Things we won't be doing again are tomatoes - too much watering needed in school holidays, crop in August and ours got blight. Potatoes- maybe a few as the children enjoyed doing them, but we did about 40 sacks of them and didn't top the compost up high enough because we couldn't afford it, they didn't crop well and a lot were exposed to light and went green. Also, so many people grow them that they were hard to sell (also heavy for people to take home, parents would buy a bunch of radishes or bag of lettuce on the spur of the moment but not potatoes). Runner beans- we only grew a few and will do thesame again as they just didn't sell, anyone who likes them tends to grow them at home anyway and they are so prolific no one wanted to buy them.

We took lots of photos and entered our local town in bloom contest and won a gold certificate, so we have a lot to live up to this year.

heliotrope · 10/01/2012 13:32

Wow thanks for your great replies and the links which loko great. I can't believe you actually got crops to sell, that is amazing. Lovely idea to do the flowers in between the crops too. I'm not sure how much space we have yet but will definitely take on board the points about sweetcorn etc and tomatoes not being ideal, but can plant things that will crop in Autumn. I will have to find out whether we can have a water butt as that sounds very good too.

Thanks again! and Good luck for your planting this year

OP posts:
GnomeDePlume · 15/01/2012 17:30

heliotrope - how about looking at growing some plug plants in trays to sell? You could try some simple things like marigolds, sweet peas etc. With the marigolds you can also talk to children about partner planting to keep pests away.

As well as flowers you could grow some veg plants to sell as well such as tomatoes, courgettes. The great things with these is that your children can do the early care then sell them on to others to do the later work.

WynkenBlynkenandNod · 15/01/2012 19:34

Rainbow chard is great for the autumn and looks pretty. Borlotti beans are easy as you can just leave them on plant until after the holidays so they dry and will keep the children busy taking them out of the pod.

Parsnips are easy once you've got them to germinate and leeks could be good. Just so they have something for the winter. I grew Oca and Yacon this year which are tubers. Very low maintenance.
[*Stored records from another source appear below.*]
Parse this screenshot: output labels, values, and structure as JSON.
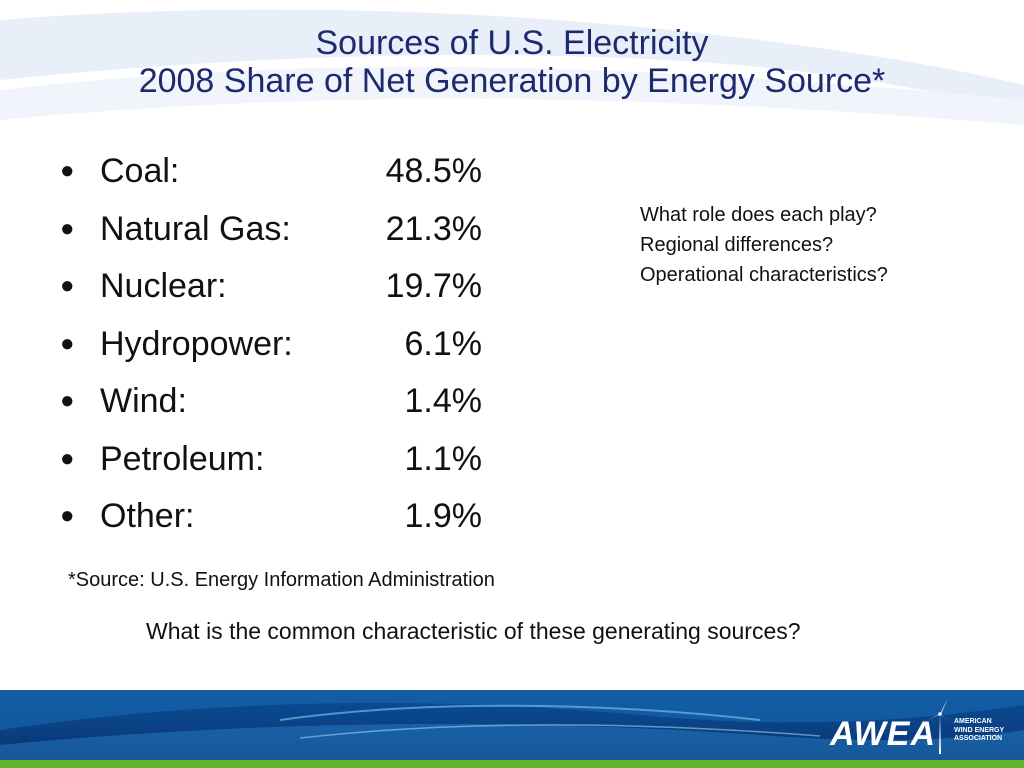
{
  "title": {
    "line1": "Sources of U.S. Electricity",
    "line2": "2008 Share of Net Generation by Energy Source*"
  },
  "bullet_glyph": "●",
  "sources": [
    {
      "label": "Coal:",
      "value": "48.5%"
    },
    {
      "label": "Natural Gas:",
      "value": "21.3%"
    },
    {
      "label": "Nuclear:",
      "value": "19.7%"
    },
    {
      "label": "Hydropower:",
      "value": "6.1%"
    },
    {
      "label": "Wind:",
      "value": "1.4%"
    },
    {
      "label": "Petroleum:",
      "value": "1.1%"
    },
    {
      "label": "Other:",
      "value": "1.9%"
    }
  ],
  "questions": [
    "What role does each play?",
    "Regional differences?",
    "Operational characteristics?"
  ],
  "source_note": "*Source: U.S. Energy Information Administration",
  "common_question": "What is the common characteristic of these generating sources?",
  "logo": {
    "wordmark": "AWEA",
    "subtitle_lines": [
      "AMERICAN",
      "WIND ENERGY",
      "ASSOCIATION"
    ],
    "icon": "wind-turbine-icon"
  },
  "colors": {
    "title": "#1e2a6e",
    "footer_blue": "#0b3f82",
    "footer_green": "#62b52b"
  }
}
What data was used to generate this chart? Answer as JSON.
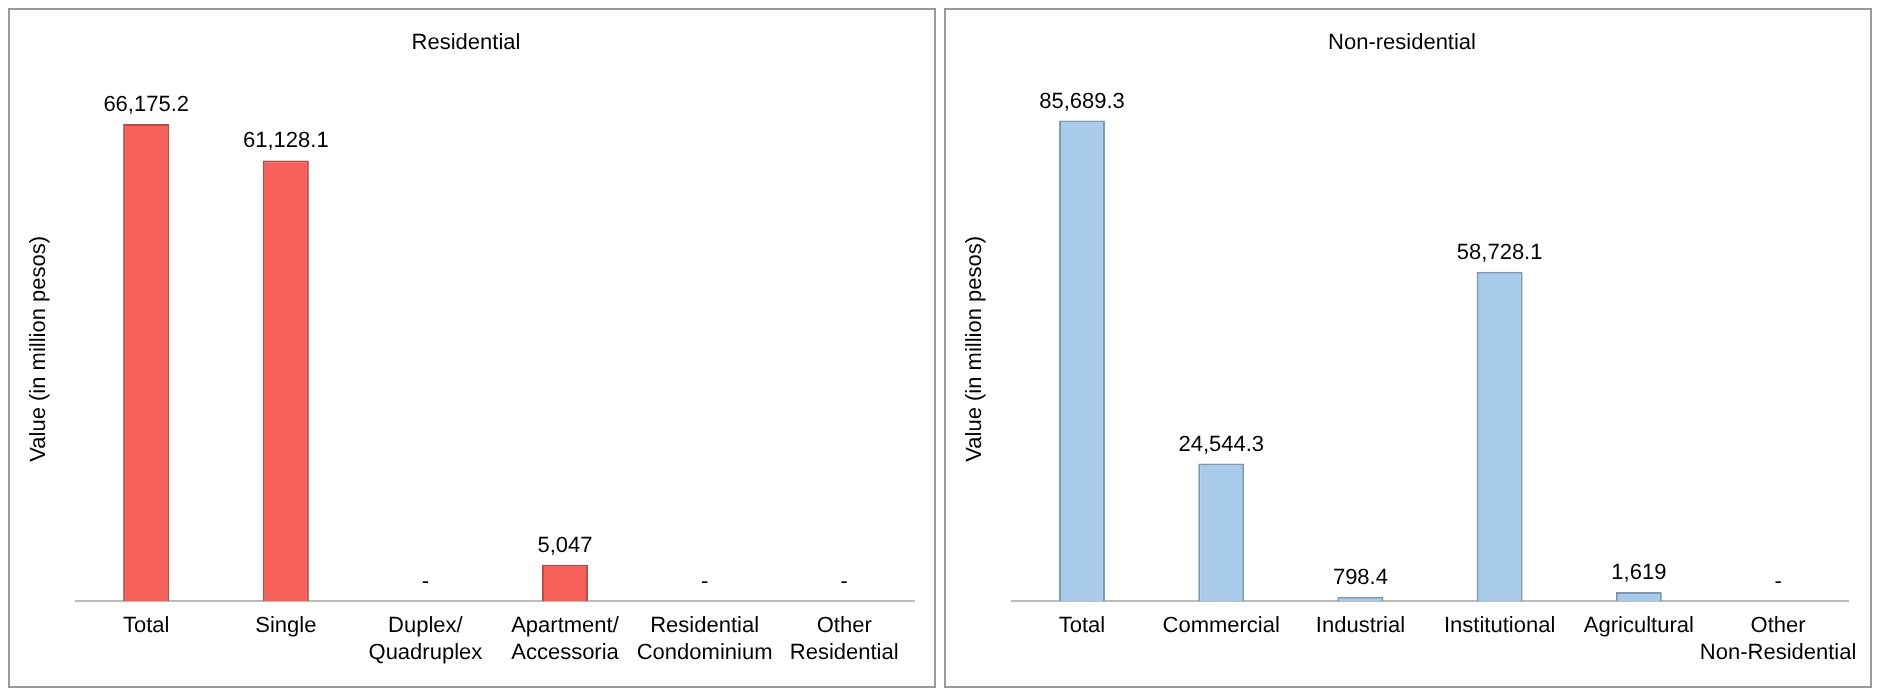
{
  "chart_data": [
    {
      "type": "bar",
      "title": "Residential",
      "ylabel": "Value (in million pesos)",
      "categories": [
        "Total",
        "Single",
        "Duplex/\nQuadruplex",
        "Apartment/\nAccessoria",
        "Residential\nCondominium",
        "Other\nResidential"
      ],
      "values": [
        66175.2,
        61128.1,
        0,
        5047,
        0,
        0
      ],
      "value_labels": [
        "66,175.2",
        "61,128.1",
        "-",
        "5,047",
        "-",
        "-"
      ],
      "color": "#f8605a",
      "tick_labels": "x",
      "grid": false,
      "legend": false
    },
    {
      "type": "bar",
      "title": "Non-residential",
      "ylabel": "Value (in million pesos)",
      "categories": [
        "Total",
        "Commercial",
        "Industrial",
        "Institutional",
        "Agricultural",
        "Other\nNon-Residential"
      ],
      "values": [
        85689.3,
        24544.3,
        798.4,
        58728.1,
        1619,
        0
      ],
      "value_labels": [
        "85,689.3",
        "24,544.3",
        "798.4",
        "58,728.1",
        "1,619",
        "-"
      ],
      "color": "#a8cbec",
      "tick_labels": "x",
      "grid": false,
      "legend": false
    }
  ]
}
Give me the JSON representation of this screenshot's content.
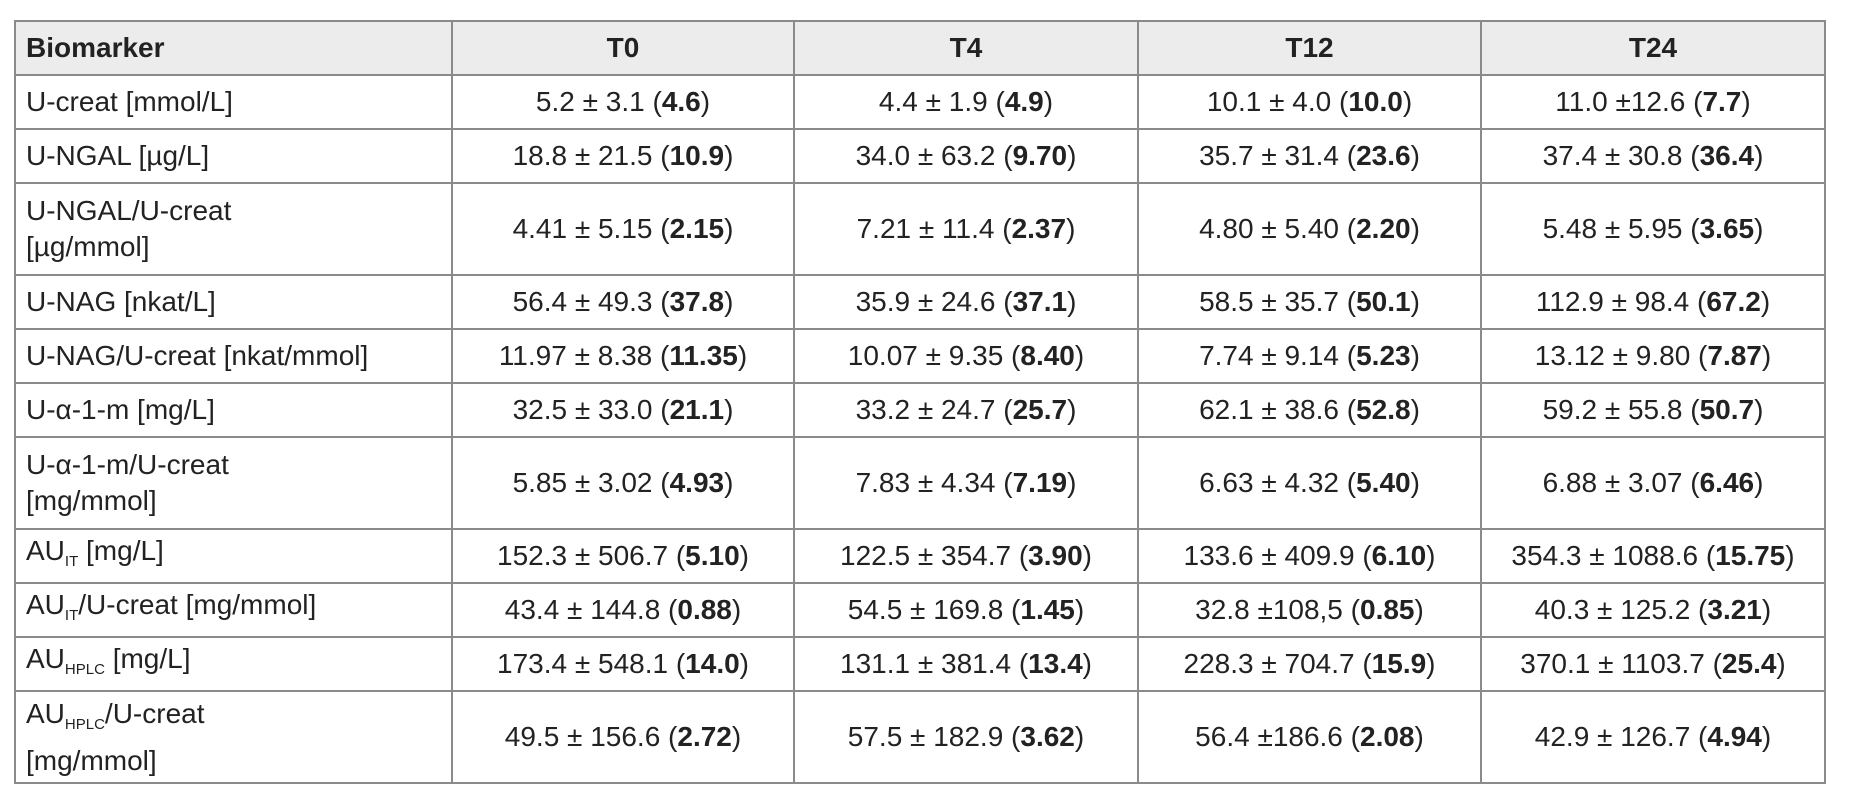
{
  "table": {
    "header": [
      "Biomarker",
      "T0",
      "T4",
      "T12",
      "T24"
    ],
    "rows": [
      {
        "label": [
          [
            {
              "text": "U-creat [mmol/L]"
            }
          ]
        ],
        "cells": [
          {
            "main": "5.2 ± 3.1 (",
            "bold": "4.6",
            "end": ")"
          },
          {
            "main": "4.4 ± 1.9 (",
            "bold": "4.9",
            "end": ")"
          },
          {
            "main": "10.1 ± 4.0 (",
            "bold": "10.0",
            "end": ")"
          },
          {
            "main": "11.0 ±12.6 (",
            "bold": "7.7",
            "end": ")"
          }
        ]
      },
      {
        "label": [
          [
            {
              "text": "U-NGAL [µg/L]"
            }
          ]
        ],
        "cells": [
          {
            "main": "18.8 ± 21.5 (",
            "bold": "10.9",
            "end": ")"
          },
          {
            "main": "34.0 ± 63.2 (",
            "bold": "9.70",
            "end": ")"
          },
          {
            "main": "35.7 ± 31.4 (",
            "bold": "23.6",
            "end": ")"
          },
          {
            "main": "37.4 ± 30.8 (",
            "bold": "36.4",
            "end": ")"
          }
        ]
      },
      {
        "label": [
          [
            {
              "text": "U-NGAL/U-creat"
            }
          ],
          [
            {
              "text": "[µg/mmol]"
            }
          ]
        ],
        "cells": [
          {
            "main": "4.41 ± 5.15 (",
            "bold": "2.15",
            "end": ")"
          },
          {
            "main": "7.21 ± 11.4 (",
            "bold": "2.37",
            "end": ")"
          },
          {
            "main": "4.80 ± 5.40 (",
            "bold": "2.20",
            "end": ")"
          },
          {
            "main": "5.48 ± 5.95 (",
            "bold": "3.65",
            "end": ")"
          }
        ]
      },
      {
        "label": [
          [
            {
              "text": "U-NAG [nkat/L]"
            }
          ]
        ],
        "cells": [
          {
            "main": "56.4 ± 49.3 (",
            "bold": "37.8",
            "end": ")"
          },
          {
            "main": "35.9 ± 24.6 (",
            "bold": "37.1",
            "end": ")"
          },
          {
            "main": "58.5 ± 35.7 (",
            "bold": "50.1",
            "end": ")"
          },
          {
            "main": "112.9 ± 98.4 (",
            "bold": "67.2",
            "end": ")"
          }
        ]
      },
      {
        "label": [
          [
            {
              "text": "U-NAG/U-creat [nkat/mmol]"
            }
          ]
        ],
        "cells": [
          {
            "main": "11.97 ± 8.38 (",
            "bold": "11.35",
            "end": ")"
          },
          {
            "main": "10.07 ± 9.35 (",
            "bold": "8.40",
            "end": ")"
          },
          {
            "main": "7.74 ± 9.14 (",
            "bold": "5.23",
            "end": ")"
          },
          {
            "main": "13.12 ± 9.80 (",
            "bold": "7.87",
            "end": ")"
          }
        ]
      },
      {
        "label": [
          [
            {
              "text": "U-α-1-m [mg/L]"
            }
          ]
        ],
        "cells": [
          {
            "main": "32.5 ± 33.0 (",
            "bold": "21.1",
            "end": ")"
          },
          {
            "main": "33.2 ± 24.7 (",
            "bold": "25.7",
            "end": ")"
          },
          {
            "main": "62.1 ± 38.6 (",
            "bold": "52.8",
            "end": ")"
          },
          {
            "main": "59.2 ± 55.8 (",
            "bold": "50.7",
            "end": ")"
          }
        ]
      },
      {
        "label": [
          [
            {
              "text": "U-α-1-m/U-creat"
            }
          ],
          [
            {
              "text": "[mg/mmol]"
            }
          ]
        ],
        "cells": [
          {
            "main": "5.85 ± 3.02 (",
            "bold": "4.93",
            "end": ")"
          },
          {
            "main": "7.83 ± 4.34 (",
            "bold": "7.19",
            "end": ")"
          },
          {
            "main": "6.63 ± 4.32 (",
            "bold": "5.40",
            "end": ")"
          },
          {
            "main": "6.88 ± 3.07 (",
            "bold": "6.46",
            "end": ")"
          }
        ]
      },
      {
        "label": [
          [
            {
              "text": "AU"
            },
            {
              "text": "IT",
              "style": "sub"
            },
            {
              "text": " [mg/L]"
            }
          ]
        ],
        "cells": [
          {
            "main": "152.3 ± 506.7 (",
            "bold": "5.10",
            "end": ")"
          },
          {
            "main": "122.5 ± 354.7 (",
            "bold": "3.90",
            "end": ")"
          },
          {
            "main": "133.6 ± 409.9 (",
            "bold": "6.10",
            "end": ")"
          },
          {
            "main": "354.3 ± 1088.6 (",
            "bold": "15.75",
            "end": ")"
          }
        ]
      },
      {
        "label": [
          [
            {
              "text": "AU"
            },
            {
              "text": "IT",
              "style": "sub"
            },
            {
              "text": "/U-creat [mg/mmol]"
            }
          ]
        ],
        "cells": [
          {
            "main": "43.4 ± 144.8 (",
            "bold": "0.88",
            "end": ")"
          },
          {
            "main": "54.5 ± 169.8 (",
            "bold": "1.45",
            "end": ")"
          },
          {
            "main": "32.8 ±108,5 (",
            "bold": "0.85",
            "end": ")"
          },
          {
            "main": "40.3 ± 125.2 (",
            "bold": "3.21",
            "end": ")"
          }
        ]
      },
      {
        "label": [
          [
            {
              "text": "AU"
            },
            {
              "text": "HPLC",
              "style": "sub"
            },
            {
              "text": " [mg/L]"
            }
          ]
        ],
        "cells": [
          {
            "main": "173.4 ± 548.1 (",
            "bold": "14.0",
            "end": ")"
          },
          {
            "main": "131.1 ± 381.4 (",
            "bold": "13.4",
            "end": ")"
          },
          {
            "main": "228.3 ± 704.7 (",
            "bold": "15.9",
            "end": ")"
          },
          {
            "main": "370.1 ± 1103.7 (",
            "bold": "25.4",
            "end": ")"
          }
        ]
      },
      {
        "label": [
          [
            {
              "text": "AU"
            },
            {
              "text": "HPLC",
              "style": "sub"
            },
            {
              "text": "/U-creat"
            }
          ],
          [
            {
              "text": "[mg/mmol]"
            }
          ]
        ],
        "cells": [
          {
            "main": "49.5 ± 156.6 (",
            "bold": "2.72",
            "end": ")"
          },
          {
            "main": "57.5 ± 182.9 (",
            "bold": "3.62",
            "end": ")"
          },
          {
            "main": "56.4 ±186.6 (",
            "bold": "2.08",
            "end": ")"
          },
          {
            "main": "42.9 ± 126.7 (",
            "bold": "4.94",
            "end": ")"
          }
        ]
      }
    ]
  }
}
Not cheap to buy initially but once you've grown them you can just replant for next year. Might be something you could grow then sell .

Get a load of little seed bags and get the children to collect seed and sell them too.

heliotrope · 18/01/2012 17:49

I love the idea of growing plants to sell, I bet the children would like that. The only problem for us might be lack of light storage places to germinate them - we have a shed but it is quite dark.
Thanks for the tips on chard and beans too, and winter planning. This thread is a goldmine for ideas.
Oca and Yacon - totally new to me!

OP posts:
WhoKnowsWhereTheTimeGoes · 18/01/2012 17:52

We're going to do plants to sell at the summer fair this year. We used windowsills inside the school to germinate a lot of our seeds last year and have two of those small portable greenhouses outside too.

PattiMayor · 18/01/2012 18:04

Selling little plug plants is a really good idea - sweet pea seeds are massive and really easy for little fingers to grow. I grow my seedlings on a windowsill.

Beans are great because the flowers are lovely (as well as the beans) and also very easy to plant.

You can make your own plant pots out of newspaper and a paperclip. Our school gardening lady is very good at it and you can google for instructions.

The other thing worth investing in as well as a water butt is a compost bin. You can get all the veg scraps from lunch and bits of shredded paper to make your own compost in - it's very satisfying. Most councils supply them free or for a very low price. You do need to put it on earth rather than concrete though. My DS loves putting stuff in the bin and seeing all the worms!

Have you also thought about encouraging wildlife? Logs and piles of leaves are good, and you can buy insect houses too.

Good luck - I love our school gardening club :)

spingey · 24/01/2012 16:56

Glad I have seen this. I have been thinking of volenteering at ds's school for a while now and doing some gardening with the children.